Энн замолчала. Она очень любила бабушку и часто вспоминала ее с грустью и нежностью. Хантер слушал рассказ, не проявляя нетерпения и не торопя. Вздохнув, Энн продолжила:
— Я попробовала, изготовила несколько кукол и отнесла в магазин. Их похвалили и купили. Я смастерила еще и снова успешно. И тогда я подумала: в любом доме непременно есть либо изображения, либо фигурки каких-нибудь животных. Люди любят их и стараются окружить себя изображениями зверьков, птиц, рыб. И я решила заняться изготовлением и продажей таких фигурок. К тому времени ни бабушки, ни мамы уже не было в живых. Я решила поделиться своей затеей с Дэниелом.
— Дэниел? Кто это.
— Мой отец. В детстве у меня не было близких друзей, да и знакомых тоже. В наших местах очень мало молодежи. Мэри появилась здесь сравнительно недавно. Отец заменял мне всех. Поэтому я и привыкла звать его по имени, а папой называла редко. Хотя он всегда был прекрасным отцом…
Гейбриел протянул руку и сжал в ней ладонь Энн. Она вздрогнула, но затем откинулась на спинку сиденья и закрыла глаза. Гейбриел долго не отпускал ее руку, и теплая волна блаженства затопила Энн. Постепенно мысли ее смешались, и она сама не заметила, как заснула…
— Энн, просыпайтесь, приехали!
И Гейбриел мягко коснулся плеча девушки. Энн открыла глаза. Дверца машины была открыта, а рядом уже стояла инвалидная коляска.

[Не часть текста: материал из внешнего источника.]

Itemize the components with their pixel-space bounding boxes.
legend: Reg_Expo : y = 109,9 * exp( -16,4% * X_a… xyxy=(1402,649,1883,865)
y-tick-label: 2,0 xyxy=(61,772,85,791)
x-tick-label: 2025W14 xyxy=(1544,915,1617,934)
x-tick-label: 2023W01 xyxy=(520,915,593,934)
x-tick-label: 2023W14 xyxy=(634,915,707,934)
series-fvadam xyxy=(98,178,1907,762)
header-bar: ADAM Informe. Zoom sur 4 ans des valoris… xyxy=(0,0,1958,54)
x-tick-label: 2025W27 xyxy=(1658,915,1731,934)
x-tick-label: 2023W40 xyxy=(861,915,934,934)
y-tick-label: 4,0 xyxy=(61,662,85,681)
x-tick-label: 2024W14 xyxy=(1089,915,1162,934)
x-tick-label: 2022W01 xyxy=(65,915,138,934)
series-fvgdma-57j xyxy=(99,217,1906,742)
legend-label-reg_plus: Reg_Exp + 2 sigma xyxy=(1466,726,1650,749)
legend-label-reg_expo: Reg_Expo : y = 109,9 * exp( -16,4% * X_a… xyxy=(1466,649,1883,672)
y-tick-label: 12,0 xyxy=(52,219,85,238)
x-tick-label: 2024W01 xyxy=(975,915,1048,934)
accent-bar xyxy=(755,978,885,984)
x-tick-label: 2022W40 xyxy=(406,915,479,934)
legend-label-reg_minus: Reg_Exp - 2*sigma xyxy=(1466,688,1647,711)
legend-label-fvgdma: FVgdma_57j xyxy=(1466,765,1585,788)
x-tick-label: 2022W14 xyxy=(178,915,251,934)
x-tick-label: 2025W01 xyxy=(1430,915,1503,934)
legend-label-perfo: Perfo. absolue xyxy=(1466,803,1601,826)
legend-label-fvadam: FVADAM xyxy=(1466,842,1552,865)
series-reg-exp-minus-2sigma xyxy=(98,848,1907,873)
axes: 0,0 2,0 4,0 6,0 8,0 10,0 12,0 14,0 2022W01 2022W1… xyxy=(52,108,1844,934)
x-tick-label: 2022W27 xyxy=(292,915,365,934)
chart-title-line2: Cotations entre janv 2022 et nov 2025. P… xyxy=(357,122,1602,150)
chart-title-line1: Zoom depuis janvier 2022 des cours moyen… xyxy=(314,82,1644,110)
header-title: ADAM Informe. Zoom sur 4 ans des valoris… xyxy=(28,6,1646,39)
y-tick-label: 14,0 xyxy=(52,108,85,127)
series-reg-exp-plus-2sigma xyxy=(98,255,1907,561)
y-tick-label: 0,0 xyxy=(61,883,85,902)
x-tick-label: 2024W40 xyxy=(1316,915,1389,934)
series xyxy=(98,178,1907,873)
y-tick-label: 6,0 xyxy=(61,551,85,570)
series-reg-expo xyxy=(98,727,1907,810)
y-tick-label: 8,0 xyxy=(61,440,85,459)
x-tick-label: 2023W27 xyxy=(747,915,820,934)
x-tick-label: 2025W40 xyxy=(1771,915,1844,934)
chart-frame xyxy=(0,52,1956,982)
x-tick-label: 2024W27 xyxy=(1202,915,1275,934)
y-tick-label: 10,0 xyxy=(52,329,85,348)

— Просыпайтесь, просыпайтесь, — торопил ее Гейбриел, ласково улыбаясь. Обняв девушку одной рукой за талию, он легко поднял ее и пересадил в коляску. Энн огляделась. Машина стояла во дворе небольшой усадьбы в мексиканском стиле, столь распространенном на юге Калифорнии. Воздух был насыщен
запахом цветов и моря. Издали доносился шум прибоя и плеск бьющихся о прибрежные скалы волн.— Неужели я проспала всю дорогу? — потягиваясь, спросила Энн.
— Боюсь, что да, — усмехнулся Хантер.
— Ох, ради бога, простите, Гейб! Я не должна была оставлять вас в одиночестве, один на один с баранкой.
— Вы ни на минуту не оставляли меня. Храпели всю дорогу. Так что ваше присутствие было весьма ощутимо.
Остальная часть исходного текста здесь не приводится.